The Nifty bank index crashed over 6% on Monday and has hardly made a recovery today.
The list of worries is long.
To start with, the government’s economic package announced over a period of five days has been a disappointment to the market. Most measures announced are either medium term in nature or may not have an effect beyond the margin. As such, the sectors most affected by the pandemic such as tourism, hospitality and even aviation have been largely ignored in the package. It is no surprise that lenders financing these sectors would see their balance sheet decay fast.
“When the economy is expected to be in recession, can you expect bank NPAs not to rise? We should be ready for some really tough times ahead for banks,” said an analyst with a foreign brokerage firm requesting anonymity.
To make matters worse, the government has suspended admission to the insolvency and bankruptcy code (IBC) for a year. To be sure, the intent of protecting companies from being dragged to the insolvency courts for no fault of theirs is good. But what this does is take away the power from lenders to drag even errant borrowers. In fact, even if a company would want to wind up seeing no viability of its business, it cannot do so for at least one year.
If that is not all, bankers cannot figure out how much of stress is on their books right now. For one, the moratorium allowed by the regulator would be over by the end of May. Considering that the lockdown to curb the spread of covid-19 has been extended to 31 May, bankers want the moratorium as well as the leeway on asset quality to be extended too. But the moratorium is just kicking the can down the road. Banks are worried that even when the moratorium is lifted, not many borrowers would be able to pay.

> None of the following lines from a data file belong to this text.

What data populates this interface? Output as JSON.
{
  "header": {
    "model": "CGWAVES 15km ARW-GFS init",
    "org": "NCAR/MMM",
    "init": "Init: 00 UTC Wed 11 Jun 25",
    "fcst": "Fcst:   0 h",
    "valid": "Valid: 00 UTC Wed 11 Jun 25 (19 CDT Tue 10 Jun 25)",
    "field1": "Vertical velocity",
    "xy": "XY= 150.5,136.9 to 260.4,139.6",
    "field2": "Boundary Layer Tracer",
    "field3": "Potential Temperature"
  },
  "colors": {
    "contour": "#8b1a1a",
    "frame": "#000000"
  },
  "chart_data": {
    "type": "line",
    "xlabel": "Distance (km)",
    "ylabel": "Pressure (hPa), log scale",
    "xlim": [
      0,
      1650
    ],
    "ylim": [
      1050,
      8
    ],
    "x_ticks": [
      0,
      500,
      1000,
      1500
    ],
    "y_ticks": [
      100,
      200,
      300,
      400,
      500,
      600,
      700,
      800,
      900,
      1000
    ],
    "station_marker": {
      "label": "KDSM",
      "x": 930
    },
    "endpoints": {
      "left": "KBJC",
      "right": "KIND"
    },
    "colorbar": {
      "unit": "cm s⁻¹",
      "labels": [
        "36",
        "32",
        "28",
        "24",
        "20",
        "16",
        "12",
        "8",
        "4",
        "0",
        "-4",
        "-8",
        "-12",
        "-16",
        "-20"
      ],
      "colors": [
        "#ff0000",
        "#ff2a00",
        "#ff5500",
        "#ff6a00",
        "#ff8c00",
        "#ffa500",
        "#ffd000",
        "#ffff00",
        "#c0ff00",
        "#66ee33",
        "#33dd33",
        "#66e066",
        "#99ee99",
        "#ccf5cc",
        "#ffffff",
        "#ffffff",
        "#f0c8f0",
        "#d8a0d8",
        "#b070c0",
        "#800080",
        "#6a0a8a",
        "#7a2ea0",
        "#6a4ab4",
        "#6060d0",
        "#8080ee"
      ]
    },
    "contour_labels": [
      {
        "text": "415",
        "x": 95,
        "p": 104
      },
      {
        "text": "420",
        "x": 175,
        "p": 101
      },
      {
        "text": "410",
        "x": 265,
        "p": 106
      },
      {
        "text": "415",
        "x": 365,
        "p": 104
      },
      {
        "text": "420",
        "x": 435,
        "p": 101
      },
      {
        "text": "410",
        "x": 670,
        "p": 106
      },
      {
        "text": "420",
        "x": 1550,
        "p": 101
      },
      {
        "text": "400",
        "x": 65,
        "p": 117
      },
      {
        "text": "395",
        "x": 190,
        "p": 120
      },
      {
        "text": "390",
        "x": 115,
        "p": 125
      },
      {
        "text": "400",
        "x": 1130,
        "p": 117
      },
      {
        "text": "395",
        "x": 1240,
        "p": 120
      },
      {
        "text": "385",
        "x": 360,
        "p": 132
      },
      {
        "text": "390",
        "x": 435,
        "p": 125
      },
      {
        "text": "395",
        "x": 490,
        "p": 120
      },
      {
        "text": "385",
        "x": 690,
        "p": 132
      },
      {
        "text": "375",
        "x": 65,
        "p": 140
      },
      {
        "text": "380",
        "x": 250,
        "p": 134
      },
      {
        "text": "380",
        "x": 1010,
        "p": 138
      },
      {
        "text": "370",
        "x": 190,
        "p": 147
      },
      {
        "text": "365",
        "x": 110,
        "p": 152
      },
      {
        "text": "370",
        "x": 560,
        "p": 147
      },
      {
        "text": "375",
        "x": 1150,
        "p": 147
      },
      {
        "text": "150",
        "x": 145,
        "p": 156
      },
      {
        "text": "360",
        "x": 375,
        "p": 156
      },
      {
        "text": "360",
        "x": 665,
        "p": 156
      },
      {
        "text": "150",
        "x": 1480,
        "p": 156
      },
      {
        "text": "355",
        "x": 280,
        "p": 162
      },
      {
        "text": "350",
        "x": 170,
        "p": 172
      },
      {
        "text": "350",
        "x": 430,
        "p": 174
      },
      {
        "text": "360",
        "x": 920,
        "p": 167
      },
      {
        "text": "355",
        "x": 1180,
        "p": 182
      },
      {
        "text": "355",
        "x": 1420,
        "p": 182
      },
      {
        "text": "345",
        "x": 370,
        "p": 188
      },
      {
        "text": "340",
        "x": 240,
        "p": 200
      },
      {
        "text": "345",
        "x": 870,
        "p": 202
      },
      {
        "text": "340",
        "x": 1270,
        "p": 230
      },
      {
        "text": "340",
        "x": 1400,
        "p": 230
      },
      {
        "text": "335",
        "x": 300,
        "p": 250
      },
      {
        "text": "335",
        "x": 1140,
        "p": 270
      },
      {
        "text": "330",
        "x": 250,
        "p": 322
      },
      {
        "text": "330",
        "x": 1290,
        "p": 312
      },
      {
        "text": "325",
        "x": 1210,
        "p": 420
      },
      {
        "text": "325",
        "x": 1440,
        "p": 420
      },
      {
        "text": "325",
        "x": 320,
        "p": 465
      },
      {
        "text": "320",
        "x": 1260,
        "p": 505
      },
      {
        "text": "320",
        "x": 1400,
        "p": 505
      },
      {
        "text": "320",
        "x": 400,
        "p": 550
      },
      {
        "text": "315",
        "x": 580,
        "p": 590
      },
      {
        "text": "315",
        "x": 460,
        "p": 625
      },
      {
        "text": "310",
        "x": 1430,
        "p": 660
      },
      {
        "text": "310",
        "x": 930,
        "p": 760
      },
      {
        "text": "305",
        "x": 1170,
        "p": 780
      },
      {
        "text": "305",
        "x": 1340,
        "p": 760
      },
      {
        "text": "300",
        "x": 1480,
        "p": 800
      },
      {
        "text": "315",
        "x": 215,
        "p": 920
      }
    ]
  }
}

Analysts believe that bad loan ratios will worsen in the coming two quarters for all banks.
“Lending being a leveraged business faces significant valuation risks in such an uncertain environment due to asset quality pressure which led to significant erosion of capital in banks,” wrote analysts at Motilal Oswal Financial Services in a note.

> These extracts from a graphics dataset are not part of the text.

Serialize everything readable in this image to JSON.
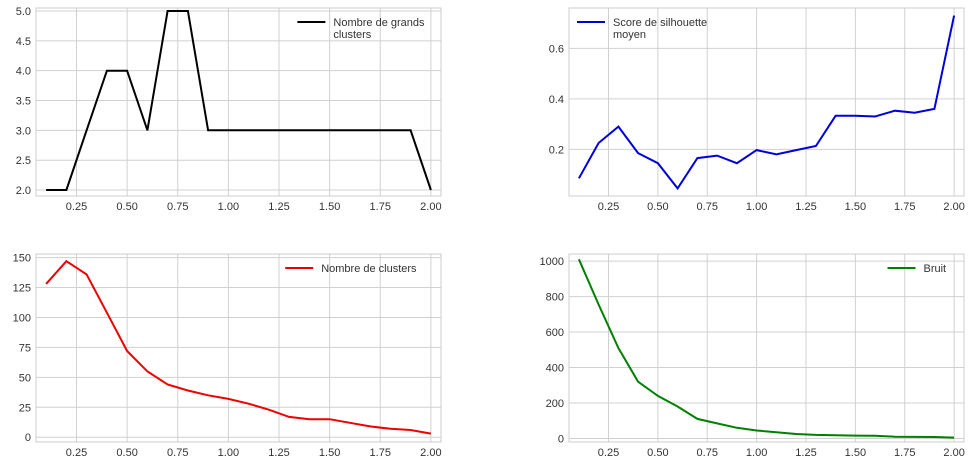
{
  "chart_data": [
    {
      "type": "line",
      "x": [
        0.1,
        0.2,
        0.3,
        0.4,
        0.5,
        0.6,
        0.7,
        0.8,
        0.9,
        1.0,
        1.1,
        1.2,
        1.3,
        1.4,
        1.5,
        1.6,
        1.7,
        1.8,
        1.9,
        2.0
      ],
      "series": [
        {
          "name": "Nombre de grands clusters",
          "values": [
            2,
            2,
            3,
            4,
            4,
            3,
            5,
            5,
            3,
            3,
            3,
            3,
            3,
            3,
            3,
            3,
            3,
            3,
            3,
            2
          ],
          "color": "#000000"
        }
      ],
      "xlim": [
        0.05,
        2.05
      ],
      "ylim": [
        1.9,
        5.05
      ],
      "xticks": [
        0.25,
        0.5,
        0.75,
        1.0,
        1.25,
        1.5,
        1.75,
        2.0
      ],
      "xtick_labels": [
        "0.25",
        "0.50",
        "0.75",
        "1.00",
        "1.25",
        "1.50",
        "1.75",
        "2.00"
      ],
      "yticks": [
        2.0,
        2.5,
        3.0,
        3.5,
        4.0,
        4.5,
        5.0
      ],
      "ytick_labels": [
        "2.0",
        "2.5",
        "3.0",
        "3.5",
        "4.0",
        "4.5",
        "5.0"
      ],
      "legend_lines": [
        "Nombre de grands",
        "clusters"
      ],
      "legend_placement": "top-right",
      "grid": true
    },
    {
      "type": "line",
      "x": [
        0.1,
        0.2,
        0.3,
        0.4,
        0.5,
        0.6,
        0.7,
        0.8,
        0.9,
        1.0,
        1.1,
        1.2,
        1.3,
        1.4,
        1.5,
        1.6,
        1.7,
        1.8,
        1.9,
        2.0
      ],
      "series": [
        {
          "name": "Score de silhouette moyen",
          "values": [
            0.085,
            0.225,
            0.29,
            0.185,
            0.145,
            0.045,
            0.165,
            0.175,
            0.145,
            0.197,
            0.18,
            0.197,
            0.213,
            0.333,
            0.333,
            0.33,
            0.353,
            0.345,
            0.36,
            0.73
          ],
          "color": "#0000dd"
        }
      ],
      "xlim": [
        0.05,
        2.05
      ],
      "ylim": [
        0.015,
        0.76
      ],
      "xticks": [
        0.25,
        0.5,
        0.75,
        1.0,
        1.25,
        1.5,
        1.75,
        2.0
      ],
      "xtick_labels": [
        "0.25",
        "0.50",
        "0.75",
        "1.00",
        "1.25",
        "1.50",
        "1.75",
        "2.00"
      ],
      "yticks": [
        0.2,
        0.4,
        0.6
      ],
      "ytick_labels": [
        "0.2",
        "0.4",
        "0.6"
      ],
      "legend_lines": [
        "Score de silhouette",
        "moyen"
      ],
      "legend_placement": "top-left",
      "grid": true
    },
    {
      "type": "line",
      "x": [
        0.1,
        0.2,
        0.3,
        0.4,
        0.5,
        0.6,
        0.7,
        0.8,
        0.9,
        1.0,
        1.1,
        1.2,
        1.3,
        1.4,
        1.5,
        1.6,
        1.7,
        1.8,
        1.9,
        2.0
      ],
      "series": [
        {
          "name": "Nombre de clusters",
          "values": [
            128,
            147,
            136,
            104,
            72,
            55,
            44,
            39,
            35,
            32,
            28,
            23,
            17,
            15,
            15,
            12,
            9,
            7,
            6,
            3
          ],
          "color": "#ee0000"
        }
      ],
      "xlim": [
        0.05,
        2.05
      ],
      "ylim": [
        -4,
        153
      ],
      "xticks": [
        0.25,
        0.5,
        0.75,
        1.0,
        1.25,
        1.5,
        1.75,
        2.0
      ],
      "xtick_labels": [
        "0.25",
        "0.50",
        "0.75",
        "1.00",
        "1.25",
        "1.50",
        "1.75",
        "2.00"
      ],
      "yticks": [
        0,
        25,
        50,
        75,
        100,
        125,
        150
      ],
      "ytick_labels": [
        "0",
        "25",
        "50",
        "75",
        "100",
        "125",
        "150"
      ],
      "legend_lines": [
        "Nombre de clusters"
      ],
      "legend_placement": "top-right",
      "grid": true
    },
    {
      "type": "line",
      "x": [
        0.1,
        0.2,
        0.3,
        0.4,
        0.5,
        0.6,
        0.7,
        0.8,
        0.9,
        1.0,
        1.1,
        1.2,
        1.3,
        1.4,
        1.5,
        1.6,
        1.7,
        1.8,
        1.9,
        2.0
      ],
      "series": [
        {
          "name": "Bruit",
          "values": [
            1010,
            755,
            510,
            320,
            240,
            180,
            110,
            85,
            60,
            45,
            35,
            25,
            20,
            18,
            16,
            15,
            10,
            9,
            8,
            5
          ],
          "color": "#008000"
        }
      ],
      "xlim": [
        0.05,
        2.05
      ],
      "ylim": [
        -20,
        1040
      ],
      "xticks": [
        0.25,
        0.5,
        0.75,
        1.0,
        1.25,
        1.5,
        1.75,
        2.0
      ],
      "xtick_labels": [
        "0.25",
        "0.50",
        "0.75",
        "1.00",
        "1.25",
        "1.50",
        "1.75",
        "2.00"
      ],
      "yticks": [
        0,
        200,
        400,
        600,
        800,
        1000
      ],
      "ytick_labels": [
        "0",
        "200",
        "400",
        "600",
        "800",
        "1000"
      ],
      "legend_lines": [
        "Bruit"
      ],
      "legend_placement": "top-right",
      "grid": true
    }
  ]
}
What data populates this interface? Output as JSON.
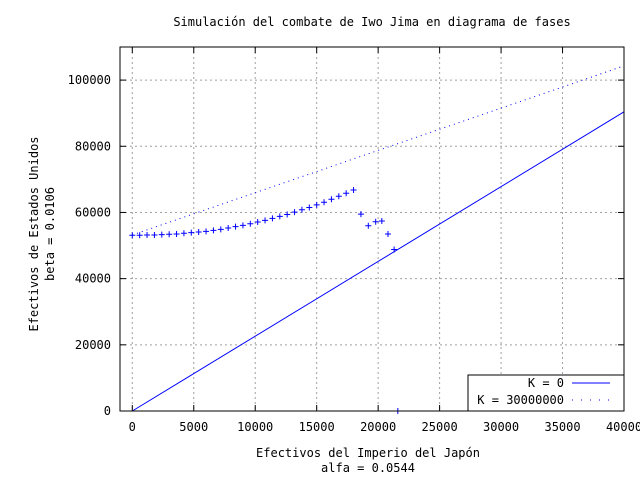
{
  "chart_data": {
    "type": "scatter",
    "title": "Simulación del combate de Iwo Jima en diagrama de fases",
    "xlabel": "Efectivos del Imperio del Japón",
    "xlabel2": "alfa = 0.0544",
    "ylabel": "Efectivos de Estados Unidos",
    "ylabel2": "beta = 0.0106",
    "xlim": [
      -1000,
      40000
    ],
    "ylim": [
      0,
      110000
    ],
    "xticks": [
      0,
      5000,
      10000,
      15000,
      20000,
      25000,
      30000,
      35000,
      40000
    ],
    "yticks": [
      0,
      20000,
      40000,
      60000,
      80000,
      100000
    ],
    "grid": true,
    "legend_position": "bottom-right",
    "colors": {
      "series": "#0000ff",
      "grid": "#a0a0a0",
      "axes": "#000000"
    },
    "series": [
      {
        "name": "K = 0",
        "style": "line",
        "x": [
          0,
          40000
        ],
        "y": [
          0,
          90400
        ]
      },
      {
        "name": "K = 30000000",
        "style": "dots",
        "x": [
          0,
          40000
        ],
        "y": [
          53200,
          104300
        ]
      },
      {
        "name": "",
        "style": "points",
        "x": [
          0,
          600,
          1200,
          1800,
          2400,
          3000,
          3600,
          4200,
          4800,
          5400,
          6000,
          6600,
          7200,
          7800,
          8400,
          9000,
          9600,
          10200,
          10800,
          11400,
          12000,
          12600,
          13200,
          13800,
          14400,
          15000,
          15600,
          16200,
          16800,
          17400,
          18000,
          18600,
          19200,
          19800,
          20300,
          20800,
          21300,
          21600
        ],
        "y": [
          53100,
          53100,
          53200,
          53200,
          53300,
          53400,
          53500,
          53700,
          53900,
          54100,
          54300,
          54600,
          54900,
          55300,
          55700,
          56100,
          56600,
          57100,
          57600,
          58200,
          58800,
          59400,
          60100,
          60800,
          61500,
          62300,
          63100,
          64000,
          64900,
          65800,
          66800,
          59500,
          56000,
          57200,
          57400,
          53500,
          48800,
          0
        ]
      }
    ]
  }
}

It becomes even more tough as the government is leaning heavily on banks to lend to small businesses. Granted, that it would stand guarantee against such loans but banks cannot ignore the potential rise in risky assets on their balance sheets.
The list of troubles is far longer for non-bank finance companies (NBFCs). NBFCs go where banks fear to tread and therefore take on more risks. A glimpse of the stress on NBFCs is visible on Mahindra & Mahindra Financial Services Ltd’s commentary after its fourth quarter results. Roughly 75% of its borrowers opted for moratorium and collections were down to just 15%.

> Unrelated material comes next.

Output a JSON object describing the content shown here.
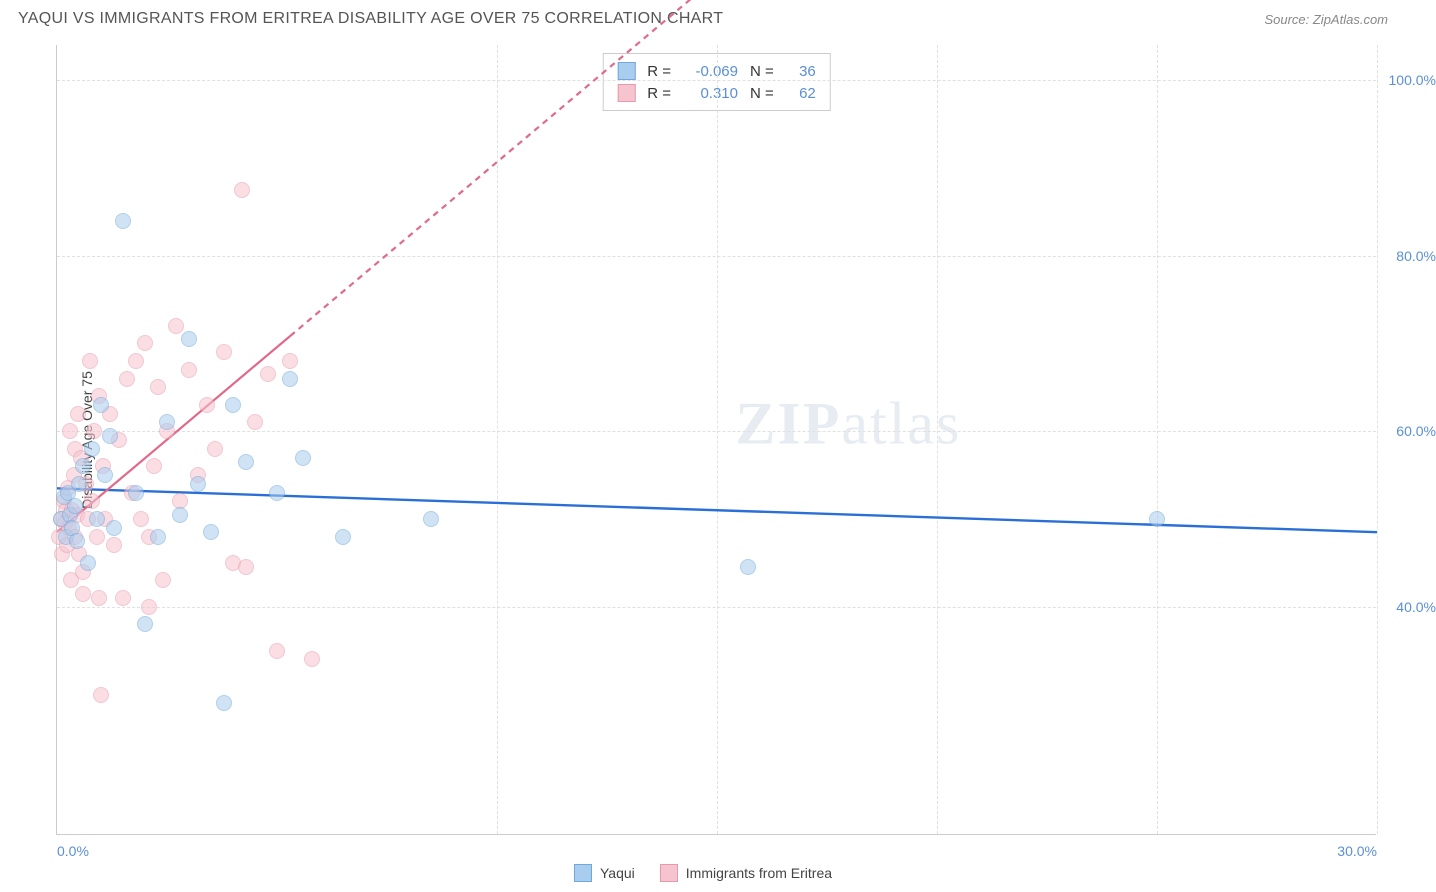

Even as asset quality bites, non-bank lenders have a bigger problem of asset liability mismatches. Banks have been giving moratorium to NBFCs too albeit reluctantly. Even so, borrowings through bonds have no such option. The government has given direct support through partial credit guarantee and the targeted repos of the Reserve Bank of India (RBI) has helped too. But the impact won’t be much, analysts fear. “We do not expect these new measures to significantly help the smaller NBFCs and their funding conditions are likely to remain difficult. We expect that NBFCs will continue to pose risks to the banking sector as banks are a large lender to the sector,” wrote analysts at Moody’s Investor Services in a note.
As the economy braces for a recession, its financiers are headed for tough times. This can have large ramifications for the economy as a whole. While many industries are vying for help from the government, the financial services sector’s woes should be among the first that must be paid heed to.